Observe that the order obtained depends strongly on the agglomerative hierarchical clustering method chosen. In particular, using these 4 methods, we do not recover the original order (which was not supposed to be ‘optimal’ - whatever that means - intraclass-wise anyway).

methods = ["ward","single","average","complete"]
for method in methods:
    print("Method:\t",method)
    
    ordered_dist_mat, res_order, res_linkage = compute_serial_matrix(dist_mat,method)
    
    plt.pcolormesh(ordered_dist_mat)
    plt.xlim([0,N])
    plt.ylim([0,N])
    plt.show()
Method:	 ward

Method:	 single

Method:	 average

Method:	 complete

To conclude, using a hierarchical clustering method in order to sort a distance matrix is a heuristic to find a good permutation among the n! (in this case, the 150! = 5.713384e+262) possible permutations. It won’t in general find the best permutation (whatever that means) as you do not choose the optimization criterion, but it is inherited from the clustering algorithm itself.

There are other techniques available, for example based on eigenvectors (cf. this paper for a survey of reordering algorithms for matrices).

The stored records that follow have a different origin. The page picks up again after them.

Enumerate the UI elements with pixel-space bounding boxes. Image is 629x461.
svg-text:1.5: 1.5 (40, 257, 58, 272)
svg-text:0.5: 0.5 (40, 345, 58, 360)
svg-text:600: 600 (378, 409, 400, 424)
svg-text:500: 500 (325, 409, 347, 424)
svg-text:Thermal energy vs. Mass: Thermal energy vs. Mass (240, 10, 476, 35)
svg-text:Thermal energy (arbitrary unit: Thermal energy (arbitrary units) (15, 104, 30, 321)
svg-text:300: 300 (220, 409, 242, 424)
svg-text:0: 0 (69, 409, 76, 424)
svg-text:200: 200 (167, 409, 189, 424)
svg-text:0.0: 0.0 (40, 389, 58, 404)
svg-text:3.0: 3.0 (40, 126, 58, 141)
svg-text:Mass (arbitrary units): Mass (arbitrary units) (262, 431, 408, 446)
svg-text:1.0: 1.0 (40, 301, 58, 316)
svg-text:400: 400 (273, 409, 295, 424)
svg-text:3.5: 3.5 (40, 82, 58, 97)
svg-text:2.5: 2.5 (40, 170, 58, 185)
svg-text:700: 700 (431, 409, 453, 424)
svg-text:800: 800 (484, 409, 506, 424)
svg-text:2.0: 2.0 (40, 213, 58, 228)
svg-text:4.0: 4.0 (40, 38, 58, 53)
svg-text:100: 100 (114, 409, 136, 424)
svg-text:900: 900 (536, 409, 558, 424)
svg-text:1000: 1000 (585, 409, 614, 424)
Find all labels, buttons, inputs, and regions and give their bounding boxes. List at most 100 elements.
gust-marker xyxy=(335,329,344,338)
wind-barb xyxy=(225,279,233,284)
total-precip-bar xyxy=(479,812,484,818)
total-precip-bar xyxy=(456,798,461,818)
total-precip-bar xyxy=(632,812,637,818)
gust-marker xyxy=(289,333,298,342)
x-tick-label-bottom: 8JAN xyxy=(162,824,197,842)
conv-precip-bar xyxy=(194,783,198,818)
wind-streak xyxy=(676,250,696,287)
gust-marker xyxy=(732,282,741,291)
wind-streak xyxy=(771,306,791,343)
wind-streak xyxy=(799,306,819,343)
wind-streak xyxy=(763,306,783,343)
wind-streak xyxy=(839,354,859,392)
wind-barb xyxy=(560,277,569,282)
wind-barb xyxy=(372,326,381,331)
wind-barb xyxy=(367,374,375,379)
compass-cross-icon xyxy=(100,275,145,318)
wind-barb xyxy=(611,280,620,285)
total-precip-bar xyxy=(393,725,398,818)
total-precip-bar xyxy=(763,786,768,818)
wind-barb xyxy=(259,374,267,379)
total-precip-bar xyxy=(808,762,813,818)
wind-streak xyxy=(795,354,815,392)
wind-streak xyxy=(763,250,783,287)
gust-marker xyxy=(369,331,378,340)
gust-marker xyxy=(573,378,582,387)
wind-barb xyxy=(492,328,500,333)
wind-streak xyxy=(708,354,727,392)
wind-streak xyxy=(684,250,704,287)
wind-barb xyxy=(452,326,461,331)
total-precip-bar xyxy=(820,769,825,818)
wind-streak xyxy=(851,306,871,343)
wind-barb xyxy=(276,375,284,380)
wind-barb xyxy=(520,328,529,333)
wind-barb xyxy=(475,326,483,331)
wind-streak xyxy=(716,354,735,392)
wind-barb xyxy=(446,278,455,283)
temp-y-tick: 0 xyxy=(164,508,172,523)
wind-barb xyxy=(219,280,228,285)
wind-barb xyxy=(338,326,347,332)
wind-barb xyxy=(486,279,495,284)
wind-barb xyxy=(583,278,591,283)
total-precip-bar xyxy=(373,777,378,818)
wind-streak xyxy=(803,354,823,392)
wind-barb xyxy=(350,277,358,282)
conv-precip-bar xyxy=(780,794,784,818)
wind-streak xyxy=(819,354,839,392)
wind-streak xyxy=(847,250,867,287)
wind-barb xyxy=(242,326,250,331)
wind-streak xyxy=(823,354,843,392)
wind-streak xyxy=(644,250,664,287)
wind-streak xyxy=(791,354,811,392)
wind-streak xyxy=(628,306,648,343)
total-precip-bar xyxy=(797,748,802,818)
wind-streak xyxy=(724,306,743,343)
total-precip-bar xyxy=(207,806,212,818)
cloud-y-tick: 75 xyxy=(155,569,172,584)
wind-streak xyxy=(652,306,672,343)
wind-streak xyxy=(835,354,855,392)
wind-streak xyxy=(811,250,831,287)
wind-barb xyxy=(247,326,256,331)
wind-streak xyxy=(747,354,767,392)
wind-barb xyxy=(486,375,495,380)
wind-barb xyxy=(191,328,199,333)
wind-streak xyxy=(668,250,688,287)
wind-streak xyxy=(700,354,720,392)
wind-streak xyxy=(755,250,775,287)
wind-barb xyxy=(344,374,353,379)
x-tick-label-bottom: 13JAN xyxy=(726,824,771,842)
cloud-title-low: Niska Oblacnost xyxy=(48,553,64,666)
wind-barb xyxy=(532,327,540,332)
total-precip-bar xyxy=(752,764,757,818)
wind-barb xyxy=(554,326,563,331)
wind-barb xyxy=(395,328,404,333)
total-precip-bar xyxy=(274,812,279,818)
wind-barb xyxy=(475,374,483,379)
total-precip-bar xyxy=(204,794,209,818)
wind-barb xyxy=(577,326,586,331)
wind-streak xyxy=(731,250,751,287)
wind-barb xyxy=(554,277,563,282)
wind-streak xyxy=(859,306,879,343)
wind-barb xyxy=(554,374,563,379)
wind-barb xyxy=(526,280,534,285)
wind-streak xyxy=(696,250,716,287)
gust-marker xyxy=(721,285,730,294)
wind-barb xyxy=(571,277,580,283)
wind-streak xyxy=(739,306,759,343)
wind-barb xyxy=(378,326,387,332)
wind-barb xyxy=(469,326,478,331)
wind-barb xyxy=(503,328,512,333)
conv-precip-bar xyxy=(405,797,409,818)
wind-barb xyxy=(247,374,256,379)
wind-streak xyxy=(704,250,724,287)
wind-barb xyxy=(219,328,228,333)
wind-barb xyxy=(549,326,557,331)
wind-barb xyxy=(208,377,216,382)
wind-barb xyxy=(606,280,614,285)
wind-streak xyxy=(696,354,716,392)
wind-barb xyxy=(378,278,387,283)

Finally, one should prefer to visualize the sorted distance matrix using a hierarchical clustering algorithm if one intends to use the same hierarchical clustering algorithm for further processing: It helps to find the underlying number of clusters, to understand how ‘dense’ a cluster is (color/values of the block on the diagonal) or how ‘far’ it is from other clusters (color/values outside the diagonal). It can also help to spot spurious clusters, i.e. clusters that were built by the clustering algorithm but which are not ‘dense’ at all and sometimes also distant from everything else.